The proposed PSD3/PSR directive focuses on clarifying and improving how SCA requirements are applied in real-life scenarios. Here’s how the proposal will make SCA more effective.
We previously introduced PSD3, the new and improved version of PSD2 that has been proposed by the European Commission designed to tackle some of the biggest challenges within the digital payments landscape.
If you'd like a refresher, our first post on PSD3 covers:
- What PSD2 has accomplished to date (as well as some of its shortcomings)
- The societal trends and challenges that have prompted the plans for PSD3
- PSD3’s proposed changes to PSD2
Today, we’re taking a deeper look at what PSD3 means for Strong Customer Authentication (SCA). As we’ll explain below, one of PSD3’s main targets is to make it easier for payment service providers (PSPs) to apply SCA requirements.

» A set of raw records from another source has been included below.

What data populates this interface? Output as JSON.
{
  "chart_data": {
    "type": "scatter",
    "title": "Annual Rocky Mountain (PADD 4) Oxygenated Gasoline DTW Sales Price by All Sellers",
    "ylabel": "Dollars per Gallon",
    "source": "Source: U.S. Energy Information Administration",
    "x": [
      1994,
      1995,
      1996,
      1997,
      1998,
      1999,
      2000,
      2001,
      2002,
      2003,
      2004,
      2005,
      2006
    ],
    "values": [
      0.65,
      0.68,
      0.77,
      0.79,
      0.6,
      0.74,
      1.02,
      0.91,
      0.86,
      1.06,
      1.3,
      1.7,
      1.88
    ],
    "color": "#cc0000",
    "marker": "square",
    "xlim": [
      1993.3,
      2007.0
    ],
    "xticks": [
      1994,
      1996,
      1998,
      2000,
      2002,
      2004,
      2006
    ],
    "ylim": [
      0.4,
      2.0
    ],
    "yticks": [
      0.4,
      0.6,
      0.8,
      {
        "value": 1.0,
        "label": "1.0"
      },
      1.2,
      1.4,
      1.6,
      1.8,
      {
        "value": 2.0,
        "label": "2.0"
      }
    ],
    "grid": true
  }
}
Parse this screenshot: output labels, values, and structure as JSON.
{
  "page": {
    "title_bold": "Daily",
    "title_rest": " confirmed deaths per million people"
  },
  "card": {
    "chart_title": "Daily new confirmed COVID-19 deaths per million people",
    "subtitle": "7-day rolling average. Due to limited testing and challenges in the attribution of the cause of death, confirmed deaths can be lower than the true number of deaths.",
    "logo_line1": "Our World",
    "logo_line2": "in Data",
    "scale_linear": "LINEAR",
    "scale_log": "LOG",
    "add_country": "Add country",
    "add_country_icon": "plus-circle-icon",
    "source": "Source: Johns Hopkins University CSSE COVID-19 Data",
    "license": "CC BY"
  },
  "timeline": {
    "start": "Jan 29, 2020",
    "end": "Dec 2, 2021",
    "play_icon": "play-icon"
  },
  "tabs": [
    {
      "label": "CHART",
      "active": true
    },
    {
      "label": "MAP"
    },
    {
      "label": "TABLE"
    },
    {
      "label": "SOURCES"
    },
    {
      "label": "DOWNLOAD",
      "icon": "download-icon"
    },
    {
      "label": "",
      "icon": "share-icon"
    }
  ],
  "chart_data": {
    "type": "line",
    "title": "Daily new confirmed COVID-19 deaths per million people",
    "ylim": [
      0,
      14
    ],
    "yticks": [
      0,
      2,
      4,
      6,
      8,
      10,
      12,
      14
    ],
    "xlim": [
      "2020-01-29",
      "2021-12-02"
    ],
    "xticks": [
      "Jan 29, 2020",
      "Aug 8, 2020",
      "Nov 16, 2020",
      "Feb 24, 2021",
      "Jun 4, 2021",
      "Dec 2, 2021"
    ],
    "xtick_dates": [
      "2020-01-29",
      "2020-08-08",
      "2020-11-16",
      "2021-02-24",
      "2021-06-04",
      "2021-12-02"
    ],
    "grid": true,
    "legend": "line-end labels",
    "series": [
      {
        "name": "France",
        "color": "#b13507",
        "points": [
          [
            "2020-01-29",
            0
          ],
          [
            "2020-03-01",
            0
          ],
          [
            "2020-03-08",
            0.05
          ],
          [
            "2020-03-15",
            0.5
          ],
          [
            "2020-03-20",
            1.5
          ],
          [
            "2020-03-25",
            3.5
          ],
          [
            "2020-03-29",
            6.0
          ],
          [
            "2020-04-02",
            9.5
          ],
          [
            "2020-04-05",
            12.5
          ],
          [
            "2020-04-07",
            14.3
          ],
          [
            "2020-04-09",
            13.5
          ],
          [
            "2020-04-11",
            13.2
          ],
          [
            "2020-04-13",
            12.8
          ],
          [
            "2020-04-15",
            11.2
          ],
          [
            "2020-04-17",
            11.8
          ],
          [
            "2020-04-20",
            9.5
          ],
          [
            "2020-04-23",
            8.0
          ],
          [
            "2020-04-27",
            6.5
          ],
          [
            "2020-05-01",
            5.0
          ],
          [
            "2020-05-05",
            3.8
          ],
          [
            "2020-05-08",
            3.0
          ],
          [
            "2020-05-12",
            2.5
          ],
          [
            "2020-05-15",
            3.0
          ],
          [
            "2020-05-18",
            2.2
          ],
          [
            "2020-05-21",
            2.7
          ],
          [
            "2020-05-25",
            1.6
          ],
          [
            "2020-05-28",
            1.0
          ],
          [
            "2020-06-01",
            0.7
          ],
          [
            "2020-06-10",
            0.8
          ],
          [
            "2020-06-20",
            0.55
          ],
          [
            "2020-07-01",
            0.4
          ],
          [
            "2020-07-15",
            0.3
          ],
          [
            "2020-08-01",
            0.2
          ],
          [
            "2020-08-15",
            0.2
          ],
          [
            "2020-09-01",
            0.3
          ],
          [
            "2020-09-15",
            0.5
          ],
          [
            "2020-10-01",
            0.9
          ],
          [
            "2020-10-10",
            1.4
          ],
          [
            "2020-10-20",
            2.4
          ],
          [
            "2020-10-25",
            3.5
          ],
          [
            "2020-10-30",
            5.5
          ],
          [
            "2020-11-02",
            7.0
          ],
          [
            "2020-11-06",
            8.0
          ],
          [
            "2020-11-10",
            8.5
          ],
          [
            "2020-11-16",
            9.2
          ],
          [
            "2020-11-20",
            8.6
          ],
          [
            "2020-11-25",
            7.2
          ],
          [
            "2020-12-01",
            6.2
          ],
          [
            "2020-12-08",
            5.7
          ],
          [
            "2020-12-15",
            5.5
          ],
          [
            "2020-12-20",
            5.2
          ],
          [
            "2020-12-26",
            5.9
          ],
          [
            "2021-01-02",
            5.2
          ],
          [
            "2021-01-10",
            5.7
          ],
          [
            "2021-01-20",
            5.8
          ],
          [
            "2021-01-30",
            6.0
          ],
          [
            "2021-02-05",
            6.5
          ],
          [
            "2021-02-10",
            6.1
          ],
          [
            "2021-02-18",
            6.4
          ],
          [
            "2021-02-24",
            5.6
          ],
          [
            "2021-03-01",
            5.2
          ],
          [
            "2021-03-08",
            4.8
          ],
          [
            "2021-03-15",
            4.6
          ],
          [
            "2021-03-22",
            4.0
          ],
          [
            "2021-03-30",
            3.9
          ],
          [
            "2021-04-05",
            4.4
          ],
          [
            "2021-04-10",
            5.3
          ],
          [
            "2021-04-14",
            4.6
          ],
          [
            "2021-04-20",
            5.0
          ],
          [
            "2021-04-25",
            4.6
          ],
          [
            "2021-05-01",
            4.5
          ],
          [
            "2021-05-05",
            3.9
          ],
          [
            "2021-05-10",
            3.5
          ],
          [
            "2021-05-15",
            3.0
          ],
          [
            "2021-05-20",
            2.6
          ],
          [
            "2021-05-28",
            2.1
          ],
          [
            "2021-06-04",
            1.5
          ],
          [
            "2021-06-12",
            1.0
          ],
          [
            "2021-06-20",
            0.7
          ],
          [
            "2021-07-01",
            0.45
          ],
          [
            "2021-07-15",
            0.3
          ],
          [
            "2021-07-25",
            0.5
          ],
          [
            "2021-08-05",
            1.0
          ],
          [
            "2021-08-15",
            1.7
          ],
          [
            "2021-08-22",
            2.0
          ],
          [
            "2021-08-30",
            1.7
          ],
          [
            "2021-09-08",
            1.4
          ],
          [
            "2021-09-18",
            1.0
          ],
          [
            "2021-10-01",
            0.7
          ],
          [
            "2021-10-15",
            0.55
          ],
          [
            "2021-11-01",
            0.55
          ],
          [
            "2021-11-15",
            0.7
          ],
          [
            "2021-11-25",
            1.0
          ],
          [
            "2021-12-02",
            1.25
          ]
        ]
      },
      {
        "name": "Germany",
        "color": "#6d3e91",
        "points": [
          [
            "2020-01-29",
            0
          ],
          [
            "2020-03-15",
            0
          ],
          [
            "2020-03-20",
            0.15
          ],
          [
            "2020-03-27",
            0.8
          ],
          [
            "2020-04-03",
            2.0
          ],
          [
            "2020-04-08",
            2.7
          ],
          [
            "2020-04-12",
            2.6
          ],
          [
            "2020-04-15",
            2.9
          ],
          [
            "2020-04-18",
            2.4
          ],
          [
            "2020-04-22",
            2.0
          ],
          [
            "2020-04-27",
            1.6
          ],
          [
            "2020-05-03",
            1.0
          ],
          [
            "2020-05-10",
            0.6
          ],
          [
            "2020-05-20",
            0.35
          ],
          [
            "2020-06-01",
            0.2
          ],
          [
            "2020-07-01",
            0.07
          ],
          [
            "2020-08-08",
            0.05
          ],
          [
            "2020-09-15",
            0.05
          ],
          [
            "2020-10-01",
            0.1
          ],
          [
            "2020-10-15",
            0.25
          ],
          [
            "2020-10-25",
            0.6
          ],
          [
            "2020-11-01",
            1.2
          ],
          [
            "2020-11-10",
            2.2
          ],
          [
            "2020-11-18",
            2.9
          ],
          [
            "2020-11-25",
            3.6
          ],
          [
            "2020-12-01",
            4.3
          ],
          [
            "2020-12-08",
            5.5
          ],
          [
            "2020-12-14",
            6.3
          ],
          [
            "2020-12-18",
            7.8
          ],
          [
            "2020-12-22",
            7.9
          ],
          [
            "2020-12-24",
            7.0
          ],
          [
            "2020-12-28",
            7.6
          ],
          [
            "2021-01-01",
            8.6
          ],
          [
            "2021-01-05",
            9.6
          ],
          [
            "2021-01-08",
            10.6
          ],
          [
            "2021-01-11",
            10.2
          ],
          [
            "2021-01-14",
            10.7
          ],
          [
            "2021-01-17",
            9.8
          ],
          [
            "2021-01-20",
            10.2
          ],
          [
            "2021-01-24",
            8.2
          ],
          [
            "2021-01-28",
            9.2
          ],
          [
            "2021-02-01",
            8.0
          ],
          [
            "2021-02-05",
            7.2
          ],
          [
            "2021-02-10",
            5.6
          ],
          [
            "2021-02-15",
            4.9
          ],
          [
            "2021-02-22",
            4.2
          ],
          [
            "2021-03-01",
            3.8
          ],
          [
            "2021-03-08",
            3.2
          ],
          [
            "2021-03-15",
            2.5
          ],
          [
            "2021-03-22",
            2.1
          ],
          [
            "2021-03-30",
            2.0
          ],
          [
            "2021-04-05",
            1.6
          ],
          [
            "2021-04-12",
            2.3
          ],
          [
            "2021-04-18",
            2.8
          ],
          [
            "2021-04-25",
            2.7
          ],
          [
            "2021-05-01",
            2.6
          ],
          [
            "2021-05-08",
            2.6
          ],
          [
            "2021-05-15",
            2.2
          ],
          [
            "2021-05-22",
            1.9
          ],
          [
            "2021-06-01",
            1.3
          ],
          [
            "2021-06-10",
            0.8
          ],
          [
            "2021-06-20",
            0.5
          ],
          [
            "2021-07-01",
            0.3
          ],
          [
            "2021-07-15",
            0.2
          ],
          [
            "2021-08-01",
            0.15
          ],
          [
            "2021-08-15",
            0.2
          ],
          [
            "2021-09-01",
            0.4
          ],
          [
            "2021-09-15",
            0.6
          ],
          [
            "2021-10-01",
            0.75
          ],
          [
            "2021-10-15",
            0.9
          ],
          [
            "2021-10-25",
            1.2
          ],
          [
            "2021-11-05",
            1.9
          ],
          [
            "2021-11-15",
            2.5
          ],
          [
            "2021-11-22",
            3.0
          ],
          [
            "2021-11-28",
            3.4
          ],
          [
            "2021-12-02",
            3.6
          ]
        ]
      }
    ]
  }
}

How Will PSD3 Affect Strong Customer Authentication?
PSD3 focuses on clarifying and improving how SCA requirements are applied in real-life scenarios. It aims to do so through clarifying key definitions, further specifying exemptions for low-risk transactions, and continuing to balance security with the development of user-friendly, innovative, and accessible payment methods.
Here are the components of PSD3 that focus on making SCA requirements more transparent and effective for PSPs:
1. Inclusive SCA methods
PSD3 will require PSPs to ensure that SCA methods are accessible to all users and that the methods are adaptable to users’ various needs and situations. Importantly, these methods shouldn’t rely solely on a single technology, device, or mechanism (for example, the possession of a smartphone) — instead, the SCA methods must apply more than one mechanism. Our new personal security device, Talisman, is the perfect solution for PSPs to achieve compliance with this requirement.
2. Transaction exemptions
PSD3 will clarify the circumstances under which certain types of transactions — including merchant-initiated transactions or those initiated through non-electronic means — may be exempt from SCA requirements. At the same time, safeguards will be introduced to ensure that payers remain protected from fraud.
3. Simplified SCA for account information services
PSD3 will simplify the application of SCA for payment account information services. More specifically, banks will only need to apply SCA for the first access to payment account data by open banking account information service providers unless they have reasonable grounds to suspect fraudulent activity. Any later data accesses will require authentication using SCA requirements from the account information service providers.
4. Digital passthrough wallets
PSD3 will strengthen the use of digital passthrough wallets (in other words, the use of virtual payment cards stored in a wallet) by requiring SCA at the moment a payment instrument is enrolled in the wallet. This will be the responsibility of the PSPs that issued the instrument to carry out.
Article 83: Emphasizing the Importance of Security
PSD3 is actually just one portion of the European Commission’s proposal — it also includes the Payment Services Regulation (PSR), which establishes rules for PSPs to standardize payment services across the EU. The PSR includes an entire entry that’s dedicated to operational and security risks in the authentication process.
This entry, Article 83, requires PSPs to implement transaction monitoring mechanisms that are designed to facilitate the application of SCA and enhance the prevention and detection of fraudulent transactions. These mechanisms are required to analyze payment transactions by considering typical elements of user behavior, such as a user’s location, device, spending habits, and the online store used for the purchase.
Furthermore, PSPs must ensure that transaction monitoring mechanisms consider several risk-based factors: Lists of compromised or stolen authentication elements, the amount of each payment transaction, known fraud scenarios in payment services, and signs of malware during authentication sessions. Finally, if the access device or software is provided by the PSP, they must log its usage and monitor for any abnormal activity.
Article 83 is a testament to how integral a role security plays in the PSD3/PSR proposal. This is where we step in: Wultra’s solutions are specifically designed to help banks and PSPs comply with PSD3’s regulatory requirements. As the proposed EU directive continues to take shape, we’re here to help businesses prepare for the changes ahead.